Comme ses pairs américains et russes, le chanteur originaire de Daegu a en effet démontré qu’une voix nue et une guitare pouvaient à elles seules contribuer à changer des vies. La profondeur de ses textes mêlant les revendications sociales à une véritable empathie pour ceux et celles qui souffrent, résonne encore auprès d’une grande partie des Coréens, et notamment de la jeunesse sud-coréenne qui ne saurait se contenter des boys band d’ascenseurs et de la K-pop servi sur les plateaux télé.
Et comme d’autres rock stars disparues, Kim Kwang-seok n’a pas attendu l’âge du Christ pour se pendre à son domicile. C’était le 6 janvier 1996. Il avait 31 ans. Voilà en tous cas pour la thèse officielle, car deux décennies plus tard une partie des fans ne croit toujours pas à son suicide. A commencer par Lee Sang-ho dont le documentaire, Ireona ! – « Lève-toi ! » en coréen -, reprend le titre d’une des chansons phares du poète disparu.
Le réalisateur passe ainsi l’essentiel du film à promettre aux proches du défunt qu’il va tout faire pour trouver la vérité sur sa mort, cela sans véritablement y parvenir. Cinéma vérité, caméra subjective, de (trop) nombreuses questions restent sans réponse. Le réalisateur de Diving Bell confiait ainsi récemment au magasine Max Movie avoir voulu au départ courir le 100 mètres, avant que l’aventure ne se transforme en marathon à mesure que la ligne d’arrivée s’éloignait.

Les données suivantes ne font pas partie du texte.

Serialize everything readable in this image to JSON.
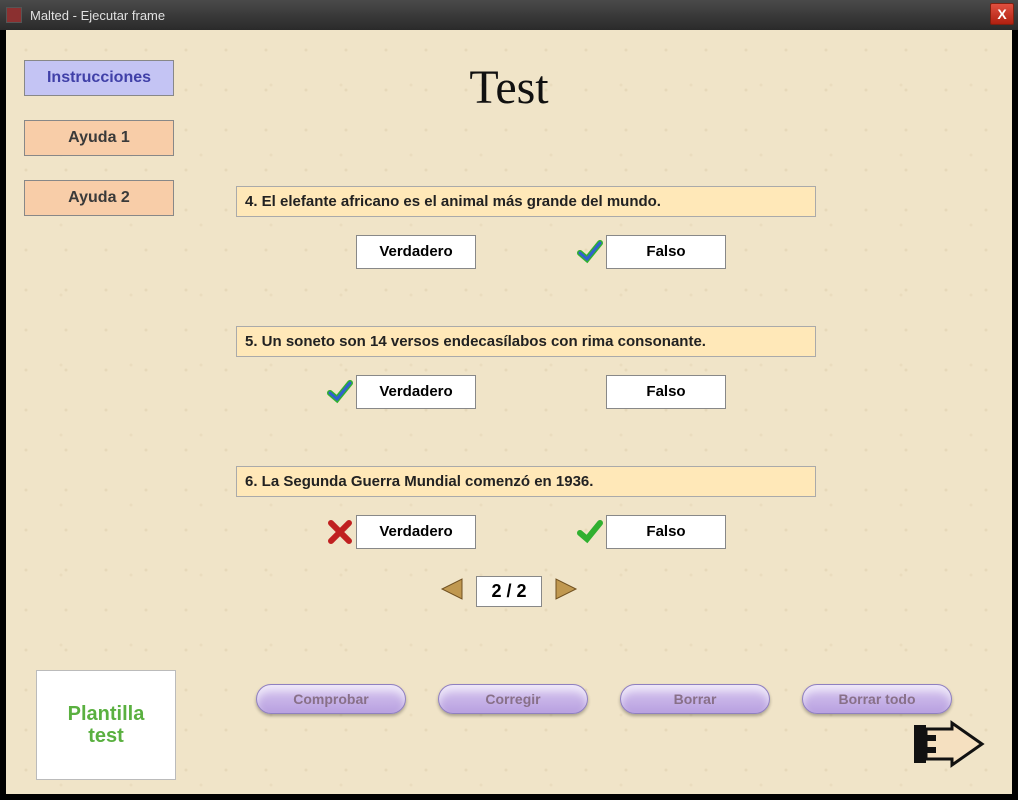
{
  "window": {
    "title": "Malted - Ejecutar frame"
  },
  "sidebar": {
    "instrucciones": "Instrucciones",
    "ayuda1": "Ayuda 1",
    "ayuda2": "Ayuda 2"
  },
  "title": "Test",
  "questions": [
    {
      "text": "4. El elefante africano es el animal más grande del mundo.",
      "true_label": "Verdadero",
      "false_label": "Falso",
      "true_mark": "none",
      "false_mark": "check-blue"
    },
    {
      "text": "5. Un soneto son 14 versos endecasílabos con rima consonante.",
      "true_label": "Verdadero",
      "false_label": "Falso",
      "true_mark": "check-blue",
      "false_mark": "none"
    },
    {
      "text": "6. La Segunda Guerra Mundial comenzó en 1936.",
      "true_label": "Verdadero",
      "false_label": "Falso",
      "true_mark": "cross",
      "false_mark": "check"
    }
  ],
  "pager": {
    "label": "2 / 2"
  },
  "bottom": {
    "comprobar": "Comprobar",
    "corregir": "Corregir",
    "borrar": "Borrar",
    "borrar_todo": "Borrar todo"
  },
  "plantilla": {
    "line1": "Plantilla",
    "line2": "test"
  }
}
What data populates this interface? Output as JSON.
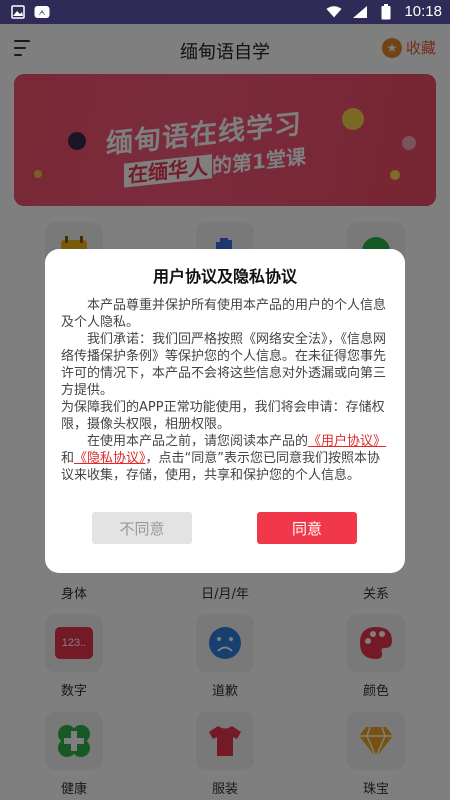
{
  "status_bar": {
    "time": "10:18"
  },
  "header": {
    "title": "缅甸语自学",
    "favorite_label": "收藏"
  },
  "banner": {
    "line1": "缅甸语在线学习",
    "line2_pre": "在缅华人",
    "line2_post": "的第1堂课"
  },
  "grid": {
    "row1": [
      {
        "label": "身体"
      },
      {
        "label": "日/月/年"
      },
      {
        "label": "关系"
      }
    ],
    "row2": [
      {
        "label": "数字",
        "tile_text": "123.."
      },
      {
        "label": "道歉"
      },
      {
        "label": "颜色"
      }
    ],
    "row3": [
      {
        "label": "健康"
      },
      {
        "label": "服装"
      },
      {
        "label": "珠宝"
      }
    ]
  },
  "dialog": {
    "title": "用户协议及隐私协议",
    "p1": "本产品尊重并保护所有使用本产品的用户的个人信息及个人隐私。",
    "p2": "我们承诺：我们回严格按照《网络安全法》，《信息网络传播保护条例》等保护您的个人信息。在未征得您事先许可的情况下，本产品不会将这些信息对外透漏或向第三方提供。",
    "p3": "为保障我们的APP正常功能使用，我们将会申请：存储权限，摄像头权限，相册权限。",
    "p4_a": "在使用本产品之前，请您阅读本产品的",
    "user_agreement_link": "《用户协议》",
    "p4_and": "和",
    "privacy_link": "《隐私协议》",
    "p4_b": "，点击“同意”表示您已同意我们按照本协议来收集，存储，使用，共享和保护您的个人信息。",
    "disagree_label": "不同意",
    "agree_label": "同意"
  },
  "colors": {
    "status_bar": "#2e2c57",
    "accent": "#f0384a",
    "banner": "#f2506a"
  }
}
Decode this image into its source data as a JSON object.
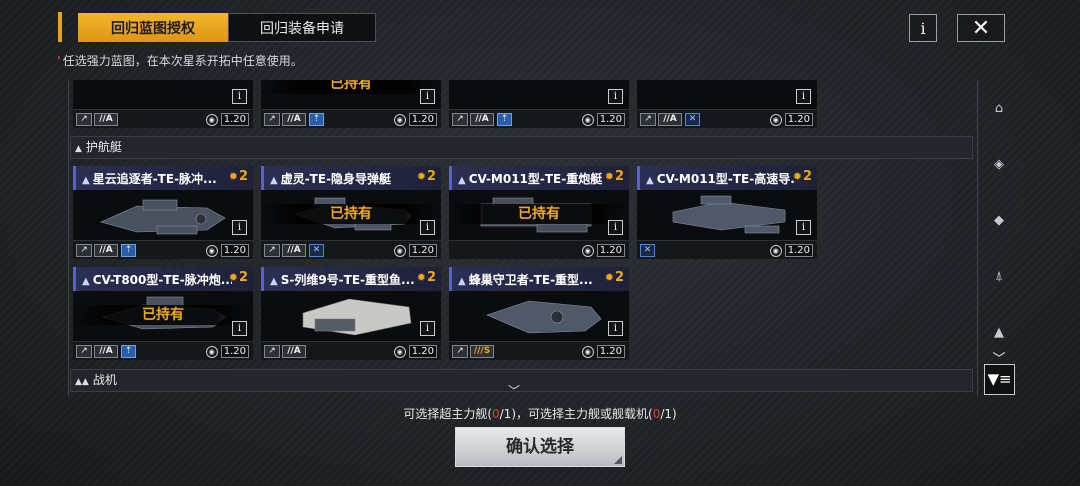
{
  "tabs": [
    {
      "label": "回归蓝图授权",
      "active": true
    },
    {
      "label": "回归装备申请",
      "active": false
    }
  ],
  "header": {
    "info_label": "i",
    "close_label": "✕"
  },
  "notice": {
    "mark": "'",
    "text": "任选强力蓝图，在本次星系开拓中任意使用。"
  },
  "colors": {
    "accent": "#f2a81c",
    "highlight_red": "#e1412a",
    "card_head": "#2b2f52",
    "tech_blue": "#2a5ea8"
  },
  "top_row_cards": [
    {
      "owned_label": "已持有",
      "size": "//A",
      "cmd_value": "1.20",
      "chips": [
        "type",
        "size",
        "tech"
      ]
    },
    {
      "size": "//A",
      "cmd_value": "1.20",
      "chips": [
        "type",
        "size",
        "tech"
      ]
    },
    {
      "size": "//A",
      "cmd_value": "1.20",
      "chips": [
        "type",
        "size",
        "cross"
      ]
    }
  ],
  "top_row_first": {
    "size": "//A",
    "cmd_value": "1.20"
  },
  "sections": {
    "escort": "护航艇",
    "fighter": "战机"
  },
  "escort_cards": [
    {
      "name": "星云追逐者-TE-脉冲...",
      "cost": "2",
      "owned": false,
      "size": "//A",
      "cmd_value": "1.20"
    },
    {
      "name": "虚灵-TE-隐身导弹艇",
      "cost": "2",
      "owned": true,
      "owned_label": "已持有",
      "size": "//A",
      "cmd_value": "1.20"
    },
    {
      "name": "CV-M011型-TE-重炮艇",
      "cost": "2",
      "owned": true,
      "owned_label": "已持有",
      "size": "",
      "cmd_value": "1.20"
    },
    {
      "name": "CV-M011型-TE-高速导...",
      "cost": "2",
      "owned": false,
      "size": "",
      "cmd_value": "1.20"
    },
    {
      "name": "CV-T800型-TE-脉冲炮...",
      "cost": "2",
      "owned": true,
      "owned_label": "已持有",
      "size": "//A",
      "cmd_value": "1.20"
    },
    {
      "name": "S-列维9号-TE-重型鱼...",
      "cost": "2",
      "owned": false,
      "size": "//A",
      "cmd_value": "1.20"
    },
    {
      "name": "蜂巢守卫者-TE-重型...",
      "cost": "2",
      "owned": false,
      "size": "///S",
      "cmd_value": "1.20"
    }
  ],
  "card_info_label": "i",
  "rail_icons": [
    "cruiser-icon",
    "carrier-icon",
    "destroyer-icon",
    "frigate-icon",
    "corvette-icon"
  ],
  "filter_label": "▼≡",
  "summary": {
    "part1": "可选择超主力舰(",
    "zero1": "0",
    "part2": "/1)，可选择主力舰或舰载机(",
    "zero2": "0",
    "part3": "/1)"
  },
  "confirm_label": "确认选择"
}
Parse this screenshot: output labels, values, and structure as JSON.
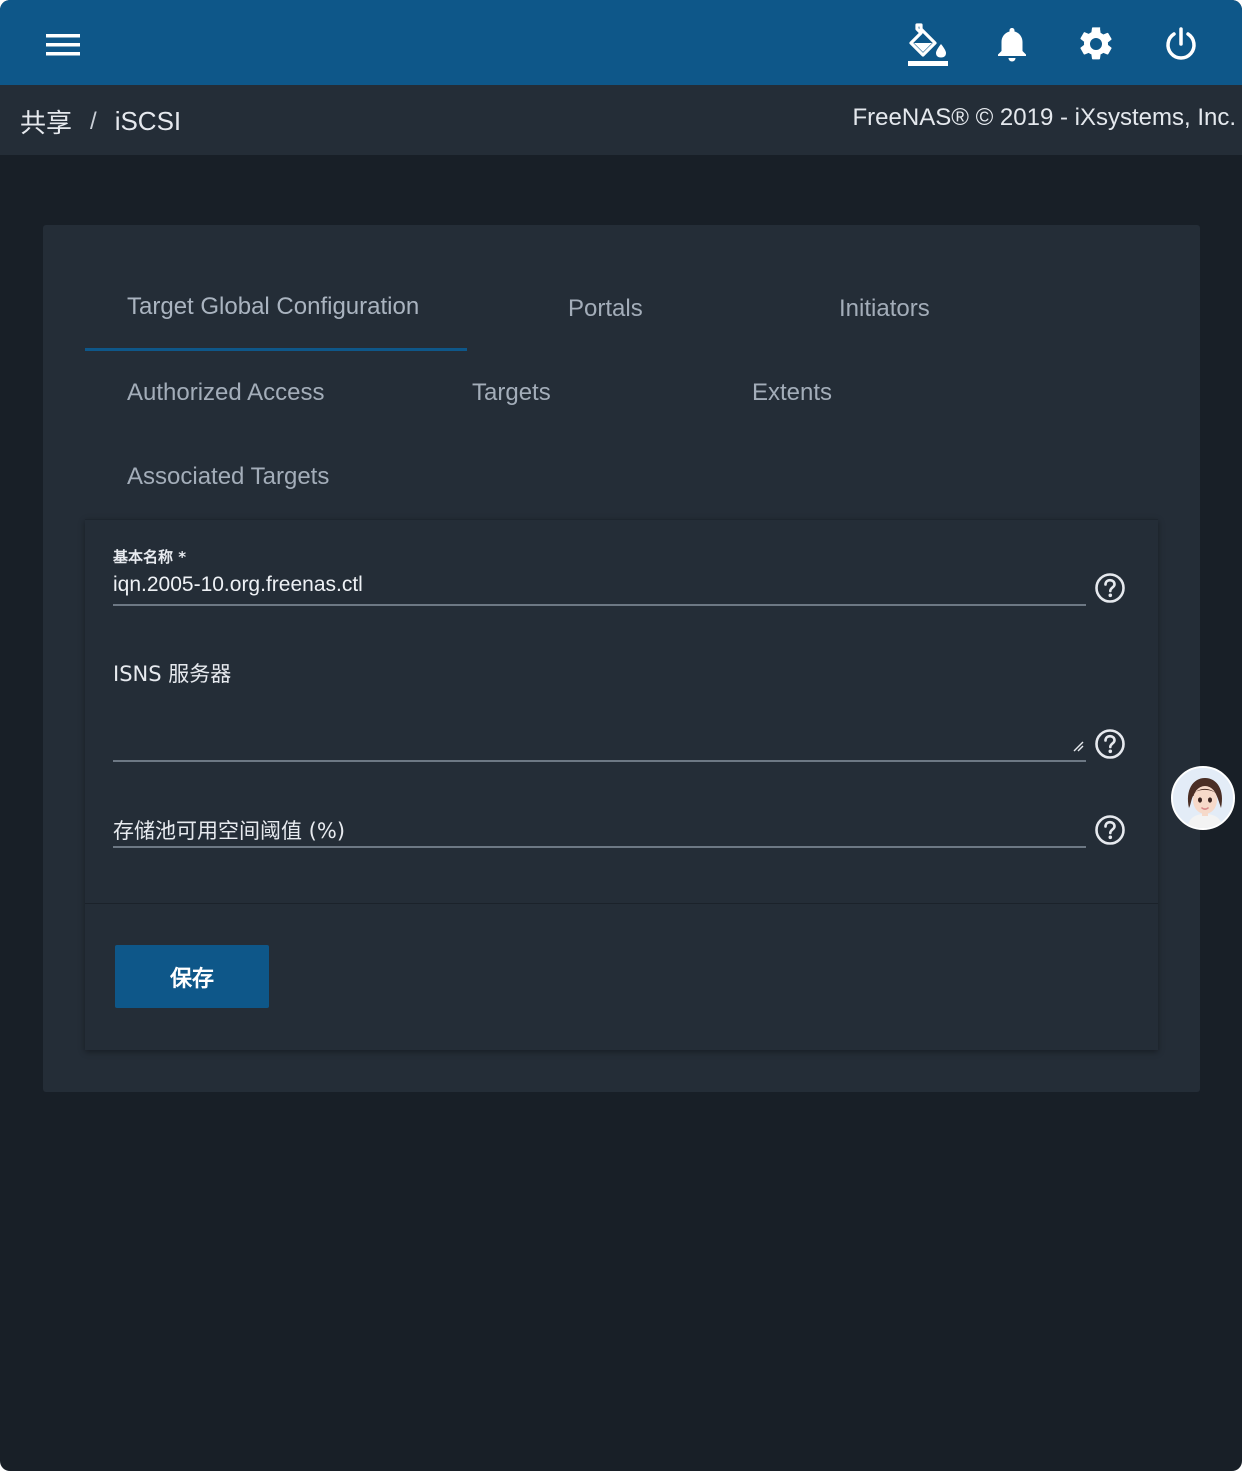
{
  "header": {
    "icons": [
      "menu-icon",
      "theme-paint-icon",
      "bell-icon",
      "gear-icon",
      "power-icon"
    ]
  },
  "breadcrumb": {
    "parent": "共享",
    "separator": "/",
    "current": "iSCSI"
  },
  "copyright": "FreeNAS® © 2019 - iXsystems, Inc.",
  "tabs": [
    {
      "label": "Target Global Configuration",
      "active": true
    },
    {
      "label": "Portals"
    },
    {
      "label": "Initiators"
    },
    {
      "label": "Authorized Access"
    },
    {
      "label": "Targets"
    },
    {
      "label": "Extents"
    },
    {
      "label": "Associated Targets"
    }
  ],
  "form": {
    "base_name_label": "基本名称 *",
    "base_name_value": "iqn.2005-10.org.freenas.ctl",
    "isns_label": "ISNS 服务器",
    "isns_value": "",
    "pool_threshold_label": "存储池可用空间阈值 (%)",
    "pool_threshold_value": "",
    "save_label": "保存"
  },
  "colors": {
    "topbar": "#0e5789",
    "background": "#181f27",
    "card": "#242d37",
    "accent": "#0e5789"
  }
}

Les spectateurs que nous sommes en restent forcement un peu sur leur faim, même si là n’est pas l’essentiel. Car au-delà de l’enquête sur une mort que certains continuent de trouver énigmatique, c’est aussi toute la question du difficile chemin vers la vérité que pose Lee Sang-ho dans ce documentaire. Doté d’un doctorat de politique de l’université de Yonsei, notre confrère a passé vingt-et-un ans au sein de la rédaction de MBC, l’une des principales chaînes de télévision en Corée du Sud, avant de se faire mettre à la porte de son média suite à la reprise en main de la chaîne.
Aujourd’hui, Lee Sang-ho comme d’autres journalistes sud-coréens qui s’estiment victimes de remaniements politiques, démontrent qu’il est possible d’informer par d’autres moyens. Depuis cinq ans, Lee travaille ainsi pour le site Gobal News(« Révéler l’information »), spécialisé dans les enquêtes délaissées par les grands médias. Avec plus de 500 000 abonnés à son compte Twitter et ses documentaires pour le grand écran, Lee Sang-ho continue de poser les questions qui dérangent. Une façon aussi d’interroger la profession de journaliste aujourd’hui en Corée du Sud.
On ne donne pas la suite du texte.